Prens Sakya – Muni’nin Gezintisi
Hastalık, elem, yaşlılık ve ölüm nedir bilmeyen Hint Prens’i Sakya – Muni nedimesiyle bir gezinti esnasında görüntüsü berbat, üstü başı düzensiz, dişleri dökük, salyaları akan ihtiyar birisine rastlar.

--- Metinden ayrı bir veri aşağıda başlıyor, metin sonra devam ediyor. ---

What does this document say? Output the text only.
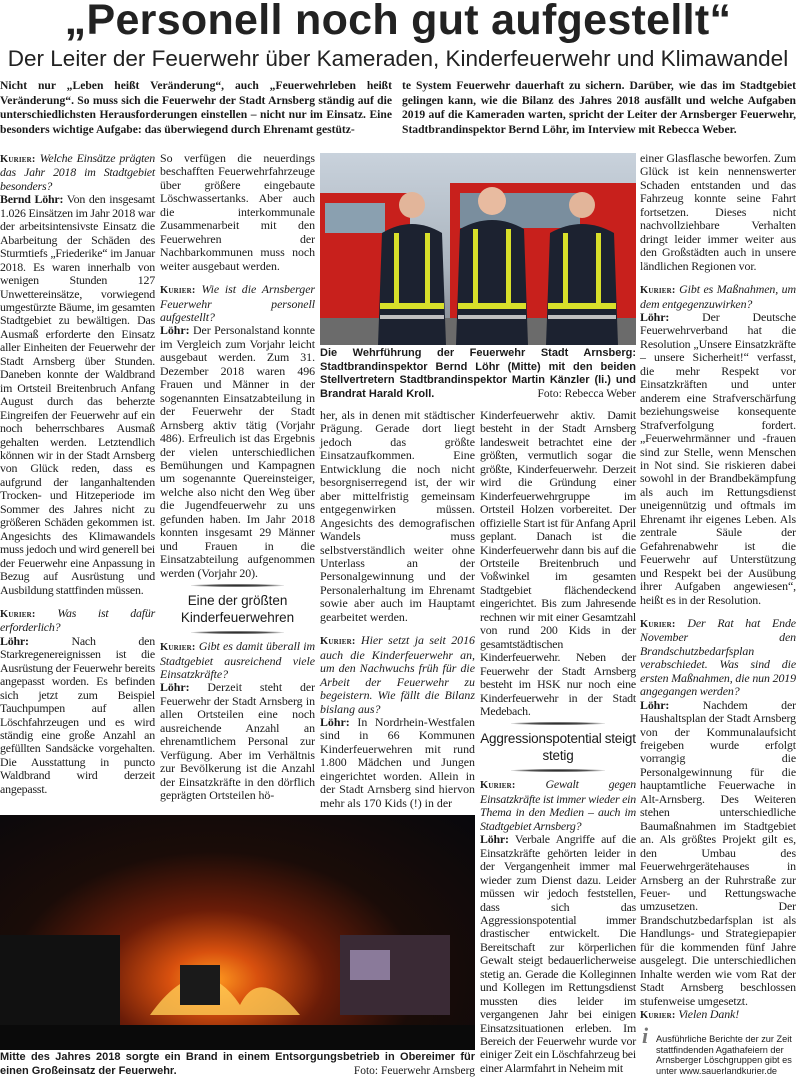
„Personell noch gut aufgestellt“
Der Leiter der Feuerwehr über Kameraden, Kinderfeuerwehr und Klimawandel
Nicht nur „Leben heißt Veränderung“, auch „Feuerwehrleben heißt Veränderung“. So muss sich die Feuerwehr der Stadt Arnsberg ständig auf die unterschiedlichsten Herausforderungen einstellen – nicht nur im Einsatz. Eine besonders wichtige Aufgabe: das überwiegend durch Ehrenamt gestütz-
te System Feuerwehr dauerhaft zu sichern. Darüber, wie das im Stadtgebiet gelingen kann, wie die Bilanz des Jahres 2018 ausfällt und welche Aufgaben 2019 auf die Kameraden warten, spricht der Leiter der Arnsberger Feuerwehr, Stadtbrandinspektor Bernd Löhr, im Interview mit Rebecca Weber.

Kurier: Welche Einsätze prägten das Jahr 2018 im Stadtgebiet besonders?

Bernd Löhr: Von den insgesamt 1.026 Einsätzen im Jahr 2018 war der arbeitsintensivste Einsatz die Abarbeitung der Schäden des Sturmtiefs „Friederike“ im Januar 2018. Es waren innerhalb von wenigen Stunden 127 Unwettereinsätze, vorwiegend umgestürzte Bäume, im gesamten Stadtgebiet zu bewältigen. Das Ausmaß erforderte den Einsatz aller Einheiten der Feuerwehr der Stadt Arnsberg über Stunden. Daneben konnte der Waldbrand im Ortsteil Breitenbruch Anfang August durch das beherzte Eingreifen der Feuerwehr auf ein noch beherrschbares Ausmaß gehalten werden. Letztendlich können wir in der Stadt Arnsberg von Glück reden, dass es aufgrund der langanhaltenden Trocken- und Hitzeperiode im Sommer des Jahres nicht zu größeren Schäden gekommen ist. Angesichts des Klimawandels muss jedoch und wird generell bei der Feuerwehr eine Anpassung in Bezug auf Ausrüstung und Ausbildung stattfinden müssen.

Kurier: Was ist dafür erforderlich?

Löhr:	Nach den Starkregenereignissen ist die Ausrüstung der Feuerwehr bereits angepasst worden. Es befinden sich jetzt zum Beispiel Tauchpumpen auf allen Löschfahrzeugen und es wird ständig eine große Anzahl an gefüllten Sandsäcke vorgehalten. Die Ausstattung in puncto Waldbrand wird derzeit angepasst.

So verfügen die neuerdings beschafften Feuerwehrfahrzeuge über größere eingebaute Löschwassertanks. Aber auch die interkommunale Zusammenarbeit mit den Feuerwehren der Nachbarkommunen muss noch weiter ausgebaut werden.

Kurier: Wie ist die Arnsberger Feuerwehr personell aufgestellt?

Löhr: Der Personalstand konnte im Vergleich zum Vorjahr leicht ausgebaut werden. Zum 31. Dezember 2018 waren 496 Frauen und Männer in der sogenannten Einsatzabteilung in der Feuerwehr der Stadt Arnsberg aktiv tätig (Vorjahr 486). Erfreulich ist das Ergebnis der vielen unterschiedlichen Bemühungen und Kampagnen um sogenannte Quereinsteiger, welche also nicht den Weg über die Jugendfeuerwehr zu uns gefunden haben. Im Jahr 2018 konnten insgesamt 29 Männer und Frauen in die Einsatzabteilung aufgenommen werden (Vorjahr 20).

Eine der größten Kinderfeuerwehren

Kurier: Gibt es damit überall im Stadtgebiet ausreichend viele Einsatzkräfte?

Löhr: Derzeit steht der Feuerwehr der Stadt Arnsberg in allen Ortsteilen eine noch ausreichende Anzahl an ehrenamtlichem Personal zur Verfügung. Aber im Verhältnis zur Bevölkerung ist die Anzahl der Einsatzkräfte in den dörflich geprägten Ortsteilen hö-

her, als in denen mit städtischer Prägung. Gerade dort liegt jedoch das größte Einsatzaufkommen. Eine Entwicklung die noch nicht besorgniserregend ist, der wir aber mittelfristig gemeinsam entgegenwirken müssen. Angesichts des demografischen Wandels muss selbstverständlich weiter ohne Unterlass an der Personalgewinnung und der Personalerhaltung im Ehrenamt sowie aber auch im Hauptamt gearbeitet werden.

Kurier: Hier setzt ja seit 2016 auch die Kinderfeuerwehr an, um den Nachwuchs früh für die Arbeit der Feuerwehr zu begeistern. Wie fällt die Bilanz bislang aus?

Löhr: In Nordrhein-Westfalen sind in 66 Kommunen Kinderfeuerwehren mit rund 1.800 Mädchen und Jungen eingerichtet worden. Allein in der Stadt Arnsberg sind hiervon mehr als 170 Kids (!) in der

Kinderfeuerwehr aktiv. Damit besteht in der Stadt Arnsberg landesweit betrachtet eine der größten, vermutlich sogar die größte, Kinderfeuerwehr. Derzeit wird die Gründung einer Kinderfeuerwehrgruppe im Ortsteil Holzen vorbereitet. Der offizielle Start ist für Anfang April geplant. Danach ist die Kinderfeuerwehr dann bis auf die Ortsteile Breitenbruch und Voßwinkel im gesamten Stadtgebiet flächendeckend eingerichtet. Bis zum Jahresende rechnen wir mit einer Gesamtzahl von rund 200 Kids in der gesamtstädtischen Kinderfeuerwehr. Neben der Feuerwehr der Stadt Arnsberg besteht im HSK nur noch eine Kinderfeuerwehr in der Stadt Medebach.

Aggressionspotential steigt stetig

Kurier:	Gewalt gegen Einsatzkräfte ist immer wieder ein Thema in den Medien – auch im Stadtgebiet Arnsberg?

Löhr: Verbale Angriffe auf die Einsatzkräfte gehörten leider in der Vergangenheit immer mal wieder zum Dienst dazu. Leider müssen wir jedoch feststellen, dass sich das Aggressionspotential immer drastischer entwickelt. Die Bereitschaft zur körperlichen Gewalt steigt bedauerlicherweise stetig an. Gerade die Kolleginnen und Kollegen im Rettungsdienst mussten dies leider im vergangenen Jahr bei einigen Einsatzsituationen erleben. Im Bereich der Feuerwehr wurde vor einiger Zeit ein Löschfahrzeug bei einer Alarmfahrt in Neheim mit

einer Glasflasche beworfen. Zum Glück ist kein nennenswerter Schaden entstanden und das Fahrzeug konnte seine Fahrt fortsetzen. Dieses nicht nachvollziehbare Verhalten dringt leider immer weiter aus den Großstädten auch in unsere ländlichen Regionen vor.

Kurier: Gibt es Maßnahmen, um dem entgegenzuwirken?

Löhr:	Der Deutsche Feuerwehrverband hat die Resolution „Unsere Einsatzkräfte – unsere Sicherheit!“ verfasst, die mehr Respekt vor Einsatzkräften und unter anderem eine Strafverschärfung beziehungsweise konsequente Strafverfolgung fordert. „Feuerwehrmänner und -frauen sind zur Stelle, wenn Menschen in Not sind. Sie riskieren dabei sowohl in der Brandbekämpfung als auch im Rettungsdienst uneigennützig und oftmals im Ehrenamt ihr eigenes Leben. Als zentrale Säule der Gefahrenabwehr ist die Feuerwehr auf Unterstützung und Respekt bei der Ausübung ihrer Aufgaben angewiesen“, heißt es in der Resolution.

Kurier: Der Rat hat Ende November den Brandschutzbedarfsplan verabschiedet. Was sind die ersten Maßnahmen, die nun 2019 angegangen werden?

Löhr:	Nachdem der Haushaltsplan der Stadt Arnsberg von der Kommunalaufsicht freigeben wurde erfolgt vorrangig die Personalgewinnung für die hauptamtliche Feuerwache in Alt-Arnsberg. Des Weiteren stehen unterschiedliche Baumaßnahmen im Stadtgebiet an. Als größtes Projekt gilt es, den Umbau des Feuerwehrgerätehauses in Arnsberg an der Ruhrstraße zur Feuer- und Rettungswache umzusetzen. Der Brandschutzbedarfsplan ist als Handlungs- und Strategiepapier für die kommenden fünf Jahre ausgelegt. Die unterschiedlichen Inhalte werden wie vom Rat der Stadt Arnsberg beschlossen stufenweise umgesetzt.

Kurier: Vielen Dank!

Die Wehrführung der Feuerwehr Stadt Arnsberg: Stadtbrandinspektor Bernd Löhr (Mitte) mit den beiden Stellvertretern Stadtbrandinspektor Martin Känzler (li.) und Brandrat Harald Kroll.	Foto: Rebecca Weber
Mitte des Jahres 2018 sorgte ein Brand in einem Entsorgungsbetrieb in Obereimer für einen Großeinsatz der Feuerwehr.	Foto: Feuerwehr Arnsberg
i Ausführliche Berichte der zur Zeit stattfindenden Agathafeiern der Arnsberger Löschgruppen gibt es unter www.sauerlandkurier.de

O ana kadar yaşlılık hakkında herhangi bir bilgisi olmayan Prens donakalır. Yardımcısına: “ Adamın nasıl olup da bu itici ve zavallı duruma düştüğünü” sorması üzerine yardımcısı; Bütün ölümlülerin ortak kaderi olduğunu, doğan her bebeğin bir gün gelip bu duruma düşeceğini, kendisinin de kral oğlu olmasının hiçbir önemi olmadığını, aynı şeylerin kendi başına da geleceğinin Mukadder olduğunu öğrenince, gezisini yarıda keser ve durumu düşünmek için geri saraya döner.
Tek başına sarayda odasına çekilir ve günlerce bu ihtiyarın şahsında kendi geleceğini düşünür. İnsan aklı nisyan ile maluldür ya. Günler sonra ihtiyarın bu durumunu unutur, tekrar yardımcısıyla ikinci bir geziye çıkar. Ancak bu sefer de karşısına bir hasta çıkar. Halsiz, yara bere içinde, gözleri kanlı, güçsüz bir adam görür. O güne kadar hastalık nedir bilmeyen prens, bunun ne olduğunu öğrenmek için yardımcısına sorar. Yardımcısı: “ Bunun sağlıklı ve mutlu bir prens dahi olsa, kendisinin de başına gelebilecek bir hastalık olduğunu söyler.” Yine morali bozulan prens gezisini yarıda keserek saraya döner ve kendi kendine teselli aramaya başlar.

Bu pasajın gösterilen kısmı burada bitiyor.